Bond buyers boost bids after hefty gov’t payouts

The Marcos administration tapped local creditors at lower rates in Tuesday’s Treasury bond (T-bond) auction. The government took advantage of a cash-rich market after settling hefty debt maturities.
The Bureau of the Treasury was able to raise the planned amount of P30 billion via re-issued T-bonds. These have a remaining life of four years and 10 months.
The offering attracted P79.7 billion in total demand, exceeding the original size of the issuance by 2.7 times.
Last week, lenders tendered a total of P66.7 billion only for seven-year bonds.
The latest auction results showed the five-year debt paper fetched an average rate of 5.772 percent. This was lower than the 5.896 percent seen during the previous offering of the comparable tenor last July 1.
It was also cheaper than the benchmark yield of 5.814 percent quoted in the secondary market.

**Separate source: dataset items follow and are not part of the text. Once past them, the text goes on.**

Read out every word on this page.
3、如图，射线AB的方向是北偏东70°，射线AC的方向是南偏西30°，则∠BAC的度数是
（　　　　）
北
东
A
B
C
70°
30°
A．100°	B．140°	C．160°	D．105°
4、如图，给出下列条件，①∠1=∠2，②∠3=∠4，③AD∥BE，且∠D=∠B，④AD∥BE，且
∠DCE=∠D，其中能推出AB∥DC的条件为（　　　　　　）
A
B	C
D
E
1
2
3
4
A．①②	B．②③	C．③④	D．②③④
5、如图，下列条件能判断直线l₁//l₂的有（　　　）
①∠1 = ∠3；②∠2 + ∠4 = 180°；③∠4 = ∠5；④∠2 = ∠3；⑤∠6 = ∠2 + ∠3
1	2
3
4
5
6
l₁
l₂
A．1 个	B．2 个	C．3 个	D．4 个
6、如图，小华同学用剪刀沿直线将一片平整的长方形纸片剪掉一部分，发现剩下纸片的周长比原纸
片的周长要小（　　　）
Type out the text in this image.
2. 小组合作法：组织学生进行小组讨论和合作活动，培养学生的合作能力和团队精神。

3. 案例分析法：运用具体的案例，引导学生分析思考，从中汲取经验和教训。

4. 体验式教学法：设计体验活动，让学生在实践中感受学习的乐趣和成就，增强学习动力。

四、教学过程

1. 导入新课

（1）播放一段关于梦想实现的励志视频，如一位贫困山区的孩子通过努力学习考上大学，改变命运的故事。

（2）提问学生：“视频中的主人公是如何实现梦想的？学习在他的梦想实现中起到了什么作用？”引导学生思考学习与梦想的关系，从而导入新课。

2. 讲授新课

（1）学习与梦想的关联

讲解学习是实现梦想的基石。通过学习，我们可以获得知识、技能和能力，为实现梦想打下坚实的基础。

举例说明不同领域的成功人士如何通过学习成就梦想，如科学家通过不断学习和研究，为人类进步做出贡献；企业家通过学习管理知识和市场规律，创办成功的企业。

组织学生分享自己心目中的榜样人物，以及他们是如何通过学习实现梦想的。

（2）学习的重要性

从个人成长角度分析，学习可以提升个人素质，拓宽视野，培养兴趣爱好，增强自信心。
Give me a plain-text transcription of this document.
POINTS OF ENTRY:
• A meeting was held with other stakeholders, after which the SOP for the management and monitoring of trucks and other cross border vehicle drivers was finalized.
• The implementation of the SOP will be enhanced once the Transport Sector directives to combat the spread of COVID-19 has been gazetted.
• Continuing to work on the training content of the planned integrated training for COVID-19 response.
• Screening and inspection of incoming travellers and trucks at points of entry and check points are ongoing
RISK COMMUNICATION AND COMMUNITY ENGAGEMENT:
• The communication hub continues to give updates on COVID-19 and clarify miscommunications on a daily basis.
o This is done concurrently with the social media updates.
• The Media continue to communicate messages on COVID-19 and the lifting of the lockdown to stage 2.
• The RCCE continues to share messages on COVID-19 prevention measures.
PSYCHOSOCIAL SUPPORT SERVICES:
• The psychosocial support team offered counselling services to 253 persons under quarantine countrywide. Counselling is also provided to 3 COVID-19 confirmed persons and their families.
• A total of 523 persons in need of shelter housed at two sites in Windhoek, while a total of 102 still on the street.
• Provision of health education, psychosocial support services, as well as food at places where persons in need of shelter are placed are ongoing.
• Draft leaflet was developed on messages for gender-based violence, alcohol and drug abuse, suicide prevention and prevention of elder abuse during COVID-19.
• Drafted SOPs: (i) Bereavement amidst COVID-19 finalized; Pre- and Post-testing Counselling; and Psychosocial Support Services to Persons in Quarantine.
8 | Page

“The five-year T-bond average auction yields eased after the large bond maturity today, Sept. 9, at P288.659 billion that could have increased the demand for government securities and reinvest at still much higher yields,” said Michael Ricafort, chief economist at Rizal Commercial Banking Corp..
This year, the government plans to borrow P2.6 trillion from lenders to plug a projected budget deficit of P1.6 trillion. This is equivalent to 5.5 percent of gross domestic product. The drive is expected to push the debt stock to P17.36 trillion by year’s end.
Fiscal planners say they will continue to favor onshore borrowing to limit exposure to foreign exchange risks.